Thank you for this post! I am mom to a six year old diagnosed T1D January 4th. That was one of the hardest days of my life but we adjusted and are doing well considering our lives have been flipped upside down. She has done extremely well with everything, that is until Valentine's day:(
It was our first celebration since being diagnosed. Her teacher gave ghee a graham cracker with peanut butter instead of sugar cookie with frosting, which was great. The problem was her watching all the kids put Valentine's into her box and her knowing she couldn't have most of it. Then when we got home and she emptied her box, her sisters, and mine(I am a teacher, so I got a lot of candies too) she began crying and cried uncontrollably for about 45 minutes. I sat and cried with her. Nanny and Pa got her balloons and a rose, and mamaw and papaw took her to Walmart to pick out a toy, so it made it a little better, but it was the hardest day we have had since being diagnosed.

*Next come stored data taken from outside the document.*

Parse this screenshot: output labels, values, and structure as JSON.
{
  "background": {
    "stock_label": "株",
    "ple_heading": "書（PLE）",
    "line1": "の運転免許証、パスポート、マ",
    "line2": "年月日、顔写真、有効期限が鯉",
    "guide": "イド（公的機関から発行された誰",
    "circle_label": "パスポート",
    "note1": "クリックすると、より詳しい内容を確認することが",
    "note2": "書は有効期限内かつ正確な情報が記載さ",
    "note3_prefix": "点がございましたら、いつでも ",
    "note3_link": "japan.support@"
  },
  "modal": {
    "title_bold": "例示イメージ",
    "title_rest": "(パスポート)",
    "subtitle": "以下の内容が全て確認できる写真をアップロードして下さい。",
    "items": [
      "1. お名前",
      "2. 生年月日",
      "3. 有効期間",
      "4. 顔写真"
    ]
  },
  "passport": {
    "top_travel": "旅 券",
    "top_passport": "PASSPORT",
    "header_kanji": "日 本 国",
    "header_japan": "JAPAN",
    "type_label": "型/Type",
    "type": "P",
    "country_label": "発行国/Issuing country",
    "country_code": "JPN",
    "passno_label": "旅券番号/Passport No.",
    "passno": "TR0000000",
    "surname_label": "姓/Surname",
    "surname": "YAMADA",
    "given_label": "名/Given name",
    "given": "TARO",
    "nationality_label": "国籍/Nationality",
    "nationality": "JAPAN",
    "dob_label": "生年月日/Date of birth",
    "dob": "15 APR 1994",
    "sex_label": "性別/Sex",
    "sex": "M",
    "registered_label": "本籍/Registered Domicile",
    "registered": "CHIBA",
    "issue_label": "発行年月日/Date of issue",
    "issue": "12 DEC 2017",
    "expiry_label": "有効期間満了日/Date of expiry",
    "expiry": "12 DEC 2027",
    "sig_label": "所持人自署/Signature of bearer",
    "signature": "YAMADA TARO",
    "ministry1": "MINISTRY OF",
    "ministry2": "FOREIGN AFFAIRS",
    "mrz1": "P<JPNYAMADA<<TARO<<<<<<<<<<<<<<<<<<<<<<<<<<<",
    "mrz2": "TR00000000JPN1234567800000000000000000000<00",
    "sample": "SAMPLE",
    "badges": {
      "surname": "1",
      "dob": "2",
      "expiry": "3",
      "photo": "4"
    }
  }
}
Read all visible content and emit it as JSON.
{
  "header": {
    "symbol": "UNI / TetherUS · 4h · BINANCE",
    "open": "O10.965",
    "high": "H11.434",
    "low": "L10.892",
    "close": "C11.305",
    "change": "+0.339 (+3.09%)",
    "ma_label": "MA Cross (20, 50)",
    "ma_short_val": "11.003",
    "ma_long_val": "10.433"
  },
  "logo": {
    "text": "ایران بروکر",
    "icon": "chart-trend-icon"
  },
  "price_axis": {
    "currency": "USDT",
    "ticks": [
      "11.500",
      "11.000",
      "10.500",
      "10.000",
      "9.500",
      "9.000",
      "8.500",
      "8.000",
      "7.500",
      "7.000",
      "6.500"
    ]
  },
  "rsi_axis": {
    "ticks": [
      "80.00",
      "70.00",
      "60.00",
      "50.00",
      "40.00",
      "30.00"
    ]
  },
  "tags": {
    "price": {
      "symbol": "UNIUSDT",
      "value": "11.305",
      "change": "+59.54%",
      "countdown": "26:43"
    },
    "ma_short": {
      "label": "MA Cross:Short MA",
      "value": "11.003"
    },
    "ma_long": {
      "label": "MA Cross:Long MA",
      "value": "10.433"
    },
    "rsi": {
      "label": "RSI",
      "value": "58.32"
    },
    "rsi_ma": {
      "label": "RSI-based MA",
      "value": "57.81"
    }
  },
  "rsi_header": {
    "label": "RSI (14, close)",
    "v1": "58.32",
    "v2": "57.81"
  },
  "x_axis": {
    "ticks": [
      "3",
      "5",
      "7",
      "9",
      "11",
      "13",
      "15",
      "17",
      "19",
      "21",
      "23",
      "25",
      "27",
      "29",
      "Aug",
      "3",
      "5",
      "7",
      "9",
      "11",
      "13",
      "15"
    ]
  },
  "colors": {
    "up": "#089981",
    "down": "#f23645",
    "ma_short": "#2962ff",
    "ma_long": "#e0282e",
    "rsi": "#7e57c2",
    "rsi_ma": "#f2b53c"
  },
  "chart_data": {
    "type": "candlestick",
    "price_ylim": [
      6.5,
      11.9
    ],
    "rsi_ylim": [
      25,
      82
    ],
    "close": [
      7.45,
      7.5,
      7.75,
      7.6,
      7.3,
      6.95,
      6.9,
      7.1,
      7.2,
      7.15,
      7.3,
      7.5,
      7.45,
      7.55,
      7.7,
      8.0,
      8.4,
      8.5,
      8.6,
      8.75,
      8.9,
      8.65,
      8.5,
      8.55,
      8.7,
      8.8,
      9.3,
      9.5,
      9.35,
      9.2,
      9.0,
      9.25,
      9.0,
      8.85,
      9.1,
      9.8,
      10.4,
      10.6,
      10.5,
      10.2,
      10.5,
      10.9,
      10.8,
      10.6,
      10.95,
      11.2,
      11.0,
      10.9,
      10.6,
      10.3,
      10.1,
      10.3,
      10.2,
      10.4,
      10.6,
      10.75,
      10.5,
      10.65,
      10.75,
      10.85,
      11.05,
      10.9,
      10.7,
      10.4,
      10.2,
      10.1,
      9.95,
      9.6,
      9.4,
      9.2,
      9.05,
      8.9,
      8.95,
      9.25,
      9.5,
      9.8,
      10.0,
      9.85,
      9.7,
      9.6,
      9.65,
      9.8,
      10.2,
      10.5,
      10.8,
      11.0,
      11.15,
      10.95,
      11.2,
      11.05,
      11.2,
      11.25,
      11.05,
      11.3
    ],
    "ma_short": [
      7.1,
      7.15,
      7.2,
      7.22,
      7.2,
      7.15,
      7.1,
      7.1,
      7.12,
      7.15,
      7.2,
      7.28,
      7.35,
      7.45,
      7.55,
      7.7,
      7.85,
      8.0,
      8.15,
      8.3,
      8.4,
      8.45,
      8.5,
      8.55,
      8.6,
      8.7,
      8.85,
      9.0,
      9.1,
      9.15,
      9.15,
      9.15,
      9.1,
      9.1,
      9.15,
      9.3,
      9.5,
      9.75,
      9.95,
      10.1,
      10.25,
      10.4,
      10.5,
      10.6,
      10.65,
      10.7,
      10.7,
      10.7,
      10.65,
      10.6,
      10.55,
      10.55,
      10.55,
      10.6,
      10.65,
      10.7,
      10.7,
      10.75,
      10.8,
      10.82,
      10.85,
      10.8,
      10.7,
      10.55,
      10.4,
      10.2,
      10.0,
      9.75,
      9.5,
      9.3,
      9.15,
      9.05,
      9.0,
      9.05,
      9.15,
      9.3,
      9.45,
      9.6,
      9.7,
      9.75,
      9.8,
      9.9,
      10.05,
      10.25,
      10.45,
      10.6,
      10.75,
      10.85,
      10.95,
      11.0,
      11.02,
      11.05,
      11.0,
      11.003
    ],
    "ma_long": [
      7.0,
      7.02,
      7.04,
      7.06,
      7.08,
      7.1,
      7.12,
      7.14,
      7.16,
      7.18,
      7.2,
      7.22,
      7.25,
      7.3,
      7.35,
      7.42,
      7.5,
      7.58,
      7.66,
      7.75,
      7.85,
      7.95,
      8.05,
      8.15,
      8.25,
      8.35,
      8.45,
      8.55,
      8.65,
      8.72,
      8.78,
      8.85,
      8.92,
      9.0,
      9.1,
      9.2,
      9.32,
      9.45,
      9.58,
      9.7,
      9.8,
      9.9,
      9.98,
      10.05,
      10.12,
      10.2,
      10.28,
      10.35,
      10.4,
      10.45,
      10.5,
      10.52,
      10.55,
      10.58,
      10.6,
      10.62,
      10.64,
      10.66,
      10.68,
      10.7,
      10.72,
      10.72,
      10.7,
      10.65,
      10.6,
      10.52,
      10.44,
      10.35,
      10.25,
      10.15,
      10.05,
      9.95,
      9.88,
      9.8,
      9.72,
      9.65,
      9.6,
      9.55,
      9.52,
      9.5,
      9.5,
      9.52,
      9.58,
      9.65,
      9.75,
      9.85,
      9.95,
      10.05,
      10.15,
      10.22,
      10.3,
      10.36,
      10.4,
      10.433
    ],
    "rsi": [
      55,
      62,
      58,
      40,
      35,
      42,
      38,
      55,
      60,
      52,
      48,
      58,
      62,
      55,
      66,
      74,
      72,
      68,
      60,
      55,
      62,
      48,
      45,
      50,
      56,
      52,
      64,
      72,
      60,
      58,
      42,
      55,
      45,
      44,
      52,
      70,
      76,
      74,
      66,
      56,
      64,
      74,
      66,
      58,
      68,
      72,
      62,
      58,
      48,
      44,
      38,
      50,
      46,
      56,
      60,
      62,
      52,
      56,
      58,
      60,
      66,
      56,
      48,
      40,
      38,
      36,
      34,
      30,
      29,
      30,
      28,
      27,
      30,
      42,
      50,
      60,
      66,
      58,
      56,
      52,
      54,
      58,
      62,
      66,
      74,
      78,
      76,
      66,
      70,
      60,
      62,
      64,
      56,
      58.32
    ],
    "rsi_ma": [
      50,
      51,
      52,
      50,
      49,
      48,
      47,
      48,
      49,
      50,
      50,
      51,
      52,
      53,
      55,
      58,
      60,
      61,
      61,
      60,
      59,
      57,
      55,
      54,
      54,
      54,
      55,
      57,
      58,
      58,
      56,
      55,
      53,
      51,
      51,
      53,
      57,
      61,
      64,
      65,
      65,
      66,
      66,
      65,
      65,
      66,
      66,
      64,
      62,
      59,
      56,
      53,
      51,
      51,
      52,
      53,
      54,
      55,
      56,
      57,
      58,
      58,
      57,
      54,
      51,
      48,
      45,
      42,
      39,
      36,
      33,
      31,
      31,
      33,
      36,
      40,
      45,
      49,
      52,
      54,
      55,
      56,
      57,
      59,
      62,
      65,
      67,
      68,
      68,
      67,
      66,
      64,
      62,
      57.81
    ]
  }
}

I hope to be able to do better with future parties and such, its just hard when she has been used to eating candy and such and now can but in minimal amounts.

Shari said...

Heather, Thanks so much for sharing your story. Your daughter sounds very brave. So do you. The first year is so hard. I always say it is like going through the five stages of grief. Mourning a life that, for the moment, isn't coming back. If you look on the left side of the blog you'll see a section called Labels. feel free to read the past posts in the Diabetes section. Hope they help! Write to us anytime and let us know how she(and you) are doing!